In her four years here, Hyewon has succeeded in leading several organizations, including, most recently, the Academic Affairs Committee. This organization aims to bring in courses and faculty for Asian American, American Latino, and Native American studies at Harvard. She personally hopes that there will ultimately be institutional backing for this field in the form of a department. "People can’t have a clear picture of history with such incredible gaps in it." She’s been involved in Ethnic Studies since her sophomore year, during which time she participated in a rally to endorse the study of different ethnicities. An Educational Policies Committee subcommittee was formed to study the problem, but after the Faculty Council negated the proposal, the committee dissolved and very few of the reforms that were sought, such as the forming of an Ethnic Studies standing committee, were enacted. More recently, she has become involved wit the Ethnic Studies Action Committee (ESAC) and hopes that the ESAC will bring about more permanent, significant effects. Hyewon has also been one of the founders of Boston’s Coalition for Garment Workers, and last year, she won a Harvard Foundation award for contributing to the improvement of race relations. In addition, she helped found Harvard’s KACC (Korean Americans for Culture and Community) which focuses on Korean folk art, especially traditional music, and on Korean American studies, such as Korean American immigrant history. Such activities represent her concern for race relations, ethnic studies, and social injustice.

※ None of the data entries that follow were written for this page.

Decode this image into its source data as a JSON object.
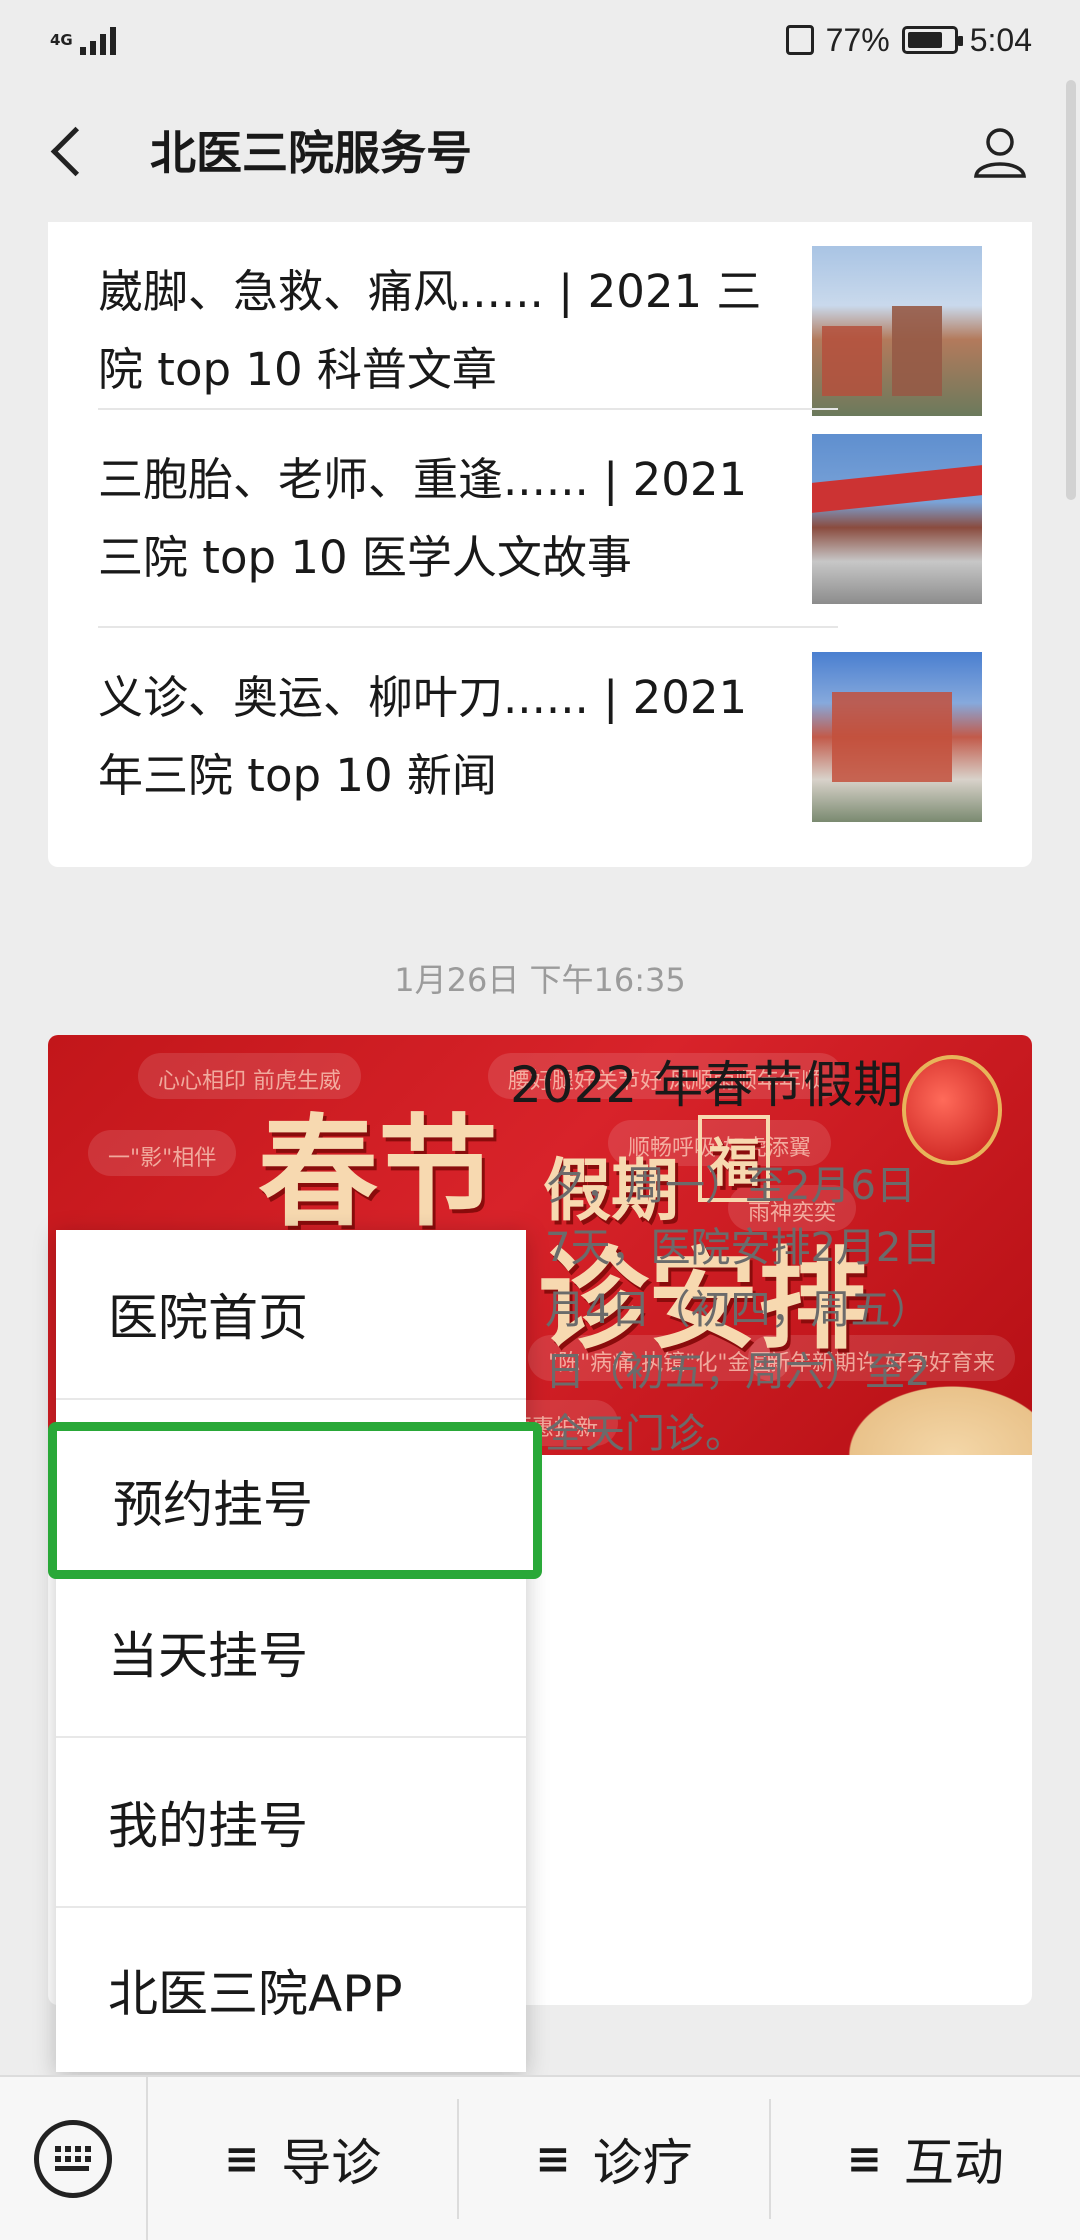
{
  "status_bar": {
    "network": "4G",
    "battery_percent": "77%",
    "battery_level": 0.77,
    "time": "5:04"
  },
  "nav": {
    "title": "北医三院服务号",
    "back_icon": "back-chevron-icon",
    "profile_icon": "person-icon"
  },
  "articles": [
    {
      "title": "崴脚、急救、痛风...... | 2021 三院 top 10 科普文章"
    },
    {
      "title": "三胞胎、老师、重逢...... | 2021 三院 top 10 医学人文故事"
    },
    {
      "title": "义诊、奥运、柳叶刀...... | 2021 年三院 top 10 新闻"
    }
  ],
  "timestamp": "1月26日 下午16:35",
  "card2": {
    "banner": {
      "big_line1": "春节",
      "small_line": "假期",
      "fu": "福",
      "big_line2": "诊安排",
      "pills": [
        "心心相印 前虎生威",
        "一\"影\"相伴",
        "腰好腿好关节好 风顺雨顺年年顺",
        "顺畅呼吸 如虎添翼",
        "雨神奕奕",
        "\"陈\"病痛 执镜\"化\"金圆",
        "新年新期许 好孕好育来",
        "话医惠护新"
      ]
    },
    "title_visible": "2022 年春节假期",
    "body_lines": [
      "夕，周一）至2月6日",
      "7天，医院安排2月2日",
      "月4日（初四，周五）",
      "日（初五，周六）至2",
      "全天门诊。"
    ]
  },
  "popup_menu": {
    "items": [
      "医院首页",
      "预约挂号",
      "当天挂号",
      "我的挂号",
      "北医三院APP"
    ],
    "highlighted_index": 1,
    "highlight_color": "#29a838"
  },
  "bottom_menu": {
    "keyboard_icon": "keyboard-icon",
    "glyph": "≡",
    "items": [
      "导诊",
      "诊疗",
      "互动"
    ]
  }
}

Hyewon’s plans for the future are not definite, although she hopes that whatever she does will show her passion for justice. Originally planning to be a research scientist, hoping to "cut back the cancers of the body," she realized that a more insidious and widespread cancer is the "cancer of the soul." She wants to make a difference and to be able to say that she has "fought the good fight." She hopes to be a voice for the "voiceless" people of color and of poverty. Her plans for the immediate future include being a full-time organizer and activist in California to speak out for Korean immigrant female workers who are exploited in the assembling of electronics in Silicon Valley and who are exposed to a hazardous environment. Hyewon feels she is in the position to make people listen, and hopefully, she will help these women become comfortable enough to speak out for themselves.